- Zamboanguita Location within Mindanao mainland Zamboanguita Location within Philippines
- Coordinates: 8°12′9.1″N 125°17′45.6″E﻿ / ﻿8.202528°N 125.296000°E
- Country: Philippines
- Province: Bukidnon
- City: Malaybalay
- District: Upper Pulangi
- Barangayhood: March 4, 1985

Government
- • Type: Barangay Council
- • Body: Sangguniang Barangay
- • Chairman: Corazon T. Decano

Area
- • Total: 40.18 km^{2} (15.51 sq mi)
- Elevation: 769 m (2,523 ft)

Population (2015)
- • Total: 1,667
- • Density: 41.49/km^{2} (107.5/sq mi)
- PSGC: 101312067
- IRA (2020): Php 2,544,951.

= Zamboanguita, Malaybalay =

Settlement in the Philippines

Zamboanguita (Binukid: Langga) is a rural barangay in the Upper Pulangi District of the city of Malaybalay, Philippines. According to the 2015 census, it has a population of 1,667 people. It is bounded to the north by Saint Peter separated by the Tigpaniki Creek, to the east by the Municipality of La Paz, Agusan del Sur separated by the Pantaron Range, to the south by Indalasa separated by the Pagpag Creek and Mount Mintakdaw, and to the west by Caburacanan and Mapulo separated by the Pulangi River. Zamboanguita sits on a fertile valley between the Pulangi River and the Pantaron Range where most of its area is classified as forestland.

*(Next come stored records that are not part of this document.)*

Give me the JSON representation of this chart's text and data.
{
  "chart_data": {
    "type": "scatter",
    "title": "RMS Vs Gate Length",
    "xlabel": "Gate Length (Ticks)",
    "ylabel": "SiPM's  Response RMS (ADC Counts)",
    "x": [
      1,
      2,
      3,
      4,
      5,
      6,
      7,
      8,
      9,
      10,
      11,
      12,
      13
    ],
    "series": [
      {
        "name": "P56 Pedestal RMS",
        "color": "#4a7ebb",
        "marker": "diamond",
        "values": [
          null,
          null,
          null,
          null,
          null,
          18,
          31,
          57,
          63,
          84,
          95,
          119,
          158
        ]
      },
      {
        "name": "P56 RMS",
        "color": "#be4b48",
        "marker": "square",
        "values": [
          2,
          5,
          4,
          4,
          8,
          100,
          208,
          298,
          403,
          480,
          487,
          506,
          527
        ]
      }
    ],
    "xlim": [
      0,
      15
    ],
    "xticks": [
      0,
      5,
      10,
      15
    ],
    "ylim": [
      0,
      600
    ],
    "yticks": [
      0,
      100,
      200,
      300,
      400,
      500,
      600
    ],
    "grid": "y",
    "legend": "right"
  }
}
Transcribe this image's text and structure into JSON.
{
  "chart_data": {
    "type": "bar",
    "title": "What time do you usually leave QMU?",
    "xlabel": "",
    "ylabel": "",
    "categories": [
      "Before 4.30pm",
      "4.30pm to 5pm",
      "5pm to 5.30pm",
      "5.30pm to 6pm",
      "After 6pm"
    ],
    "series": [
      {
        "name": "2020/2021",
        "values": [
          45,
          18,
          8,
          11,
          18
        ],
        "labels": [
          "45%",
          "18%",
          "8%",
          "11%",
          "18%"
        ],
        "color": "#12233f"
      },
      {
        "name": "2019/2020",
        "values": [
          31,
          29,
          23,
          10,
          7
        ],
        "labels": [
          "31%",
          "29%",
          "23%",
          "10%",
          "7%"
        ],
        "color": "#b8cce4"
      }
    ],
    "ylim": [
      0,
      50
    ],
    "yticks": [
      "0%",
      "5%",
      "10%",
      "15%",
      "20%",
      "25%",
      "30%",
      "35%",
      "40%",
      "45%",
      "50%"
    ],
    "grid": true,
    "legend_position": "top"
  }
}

It is primarily agricultural with a flourishing commercial activity. It has two sitios: Malilong and Kinuaw. Zamboanguita has one public elementary school, administered by the Department of Education, Division of Malaybalay

According to a narrative by the barangay government of Zamboanguita, the area was once known as Langga. In April 1956, then Malaybalay Mayor Lorenzo Dinlayan with his staff Alejandro Bansing and Teodoro Perino visited Langga to incorporate the village into the city. The village was then renamed into Zamboanguita at Perino's suggestion due to the houses being made up of samwang and his admiration for the city of Zamboanga. The name Zamboaguita is a Spanish diminutive of Zamboanga, in which the place literally means "Little Zamboanga." In 1968, Zamboanguita was incorporated as a sitio of Caburacanan and had an organized administration. On March 4, 1985, Zamboanguita was converted into a barangay by virtue of a municipal ordinance.